The data privacy debate is overlooking a very important issue.
The issue of data privacy on mobile phones has been brought to public and judicial debate again with Apple’s AAPL 0.56% refusal to create a backdoor into its operating systems. The debates so far have failed to highlight that granting governments access to mobile phone data opens access to not only sensitive financial and personal information, but also the crown jewels of healthcare: patient health records. Now that the majority of patients and doctors are accessing, storing, and transmitting healthcare information via mobile phones and connected medical devices, smartphone security has become a lynchpin of patient data security.
Healthcare data breaches are a real and serious threat and have already led to identity theft, financial loss, civil rights and employment discrimination, and even a risk to patient safety. In addition to the moral responsibility of protecting these data, the Health Insurance Portability and Accountability Act (HIPAA) specifically mandates that patient data be encrypted and assigns meaningful fines to violations. These breaches by hospitals, companies and doctors can add up to multi-million dollar liabilities.

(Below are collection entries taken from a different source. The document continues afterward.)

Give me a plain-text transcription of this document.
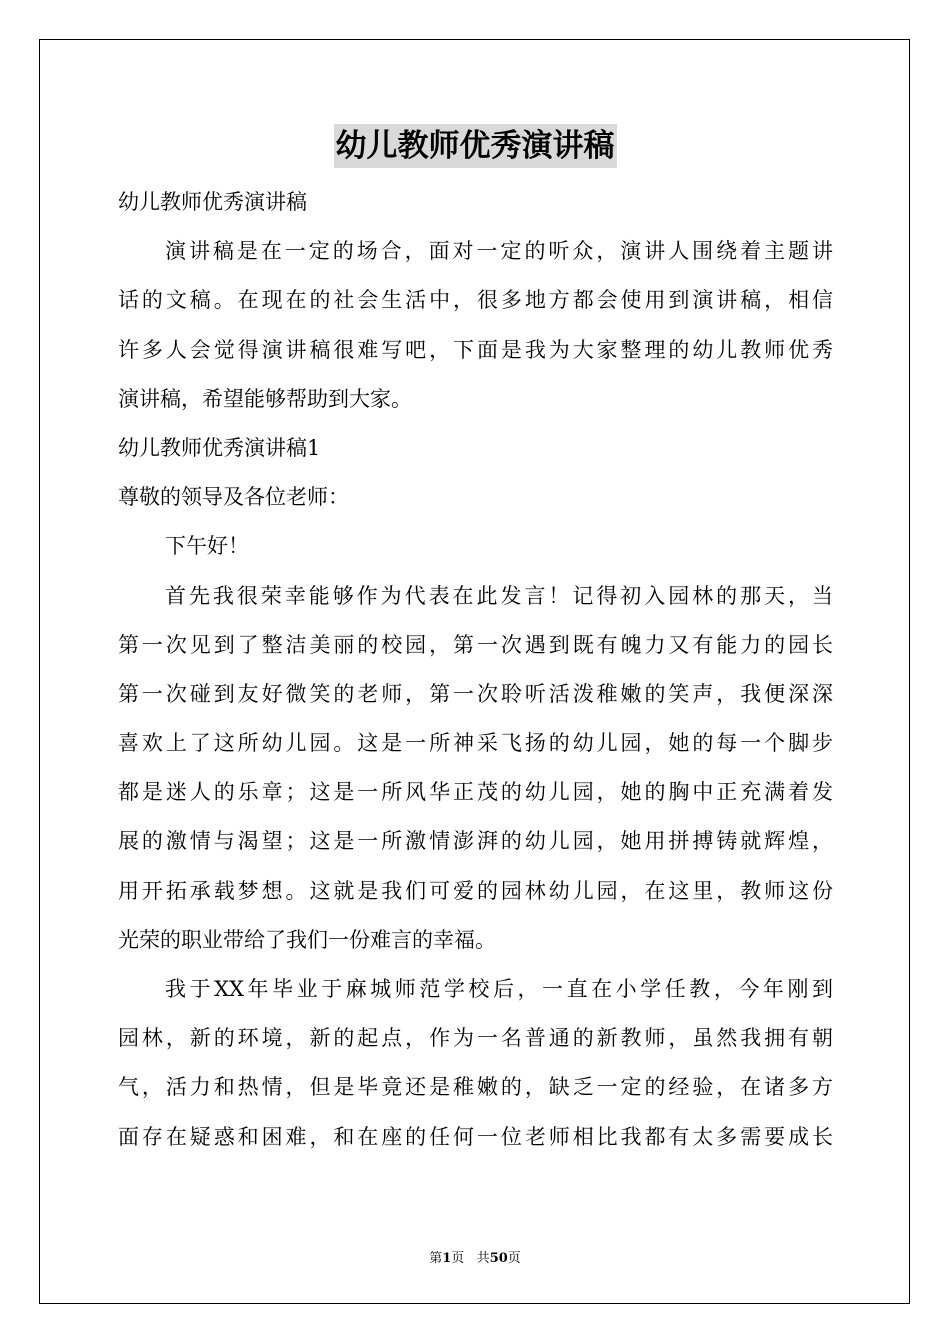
幼儿教师优秀演讲稿
幼儿教师优秀演讲稿
演讲稿是在一定的场合，面对一定的听众，演讲人围绕着主题讲
话的文稿。在现在的社会生活中，很多地方都会使用到演讲稿，相信
许多人会觉得演讲稿很难写吧，下面是我为大家整理的幼儿教师优秀
演讲稿，希望能够帮助到大家。
幼儿教师优秀演讲稿1
尊敬的领导及各位老师：
下午好！
首先我很荣幸能够作为代表在此发言！记得初入园林的那天，当
第一次见到了整洁美丽的校园，第一次遇到既有魄力又有能力的园长
第一次碰到友好微笑的老师，第一次聆听活泼稚嫩的笑声，我便深深
喜欢上了这所幼儿园。这是一所神采飞扬的幼儿园，她的每一个脚步
都是迷人的乐章；这是一所风华正茂的幼儿园，她的胸中正充满着发
展的激情与渴望；这是一所激情澎湃的幼儿园，她用拼搏铸就辉煌，
用开拓承载梦想。这就是我们可爱的园林幼儿园，在这里，教师这份
光荣的职业带给了我们一份难言的幸福。
我于XX年毕业于麻城师范学校后，一直在小学任教，今年刚到
园林，新的环境，新的起点，作为一名普通的新教师，虽然我拥有朝
气，活力和热情，但是毕竟还是稚嫩的，缺乏一定的经验，在诸多方
面存在疑惑和困难，和在座的任何一位老师相比我都有太多需要成长
第1页 共50页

Healthcare records contain mission critical and sensitive information, including social security numbers, financial information, diagnostic test results, medical diagnoses, and the correct dosages of hazardous drugs. Dr. John Halamka, a professor at Harvard Medical School and CIO of Beth Israel Deaconess Medical Center, wrote about his hospital’s experiences with internet-connected drug infusion pumps, which have been compromised. In extreme cases, malicious hacking also could be used to disrupt the workings of a heart pacemaker or drug infusion pump to deliver the wrong amounts of hazardous drugs.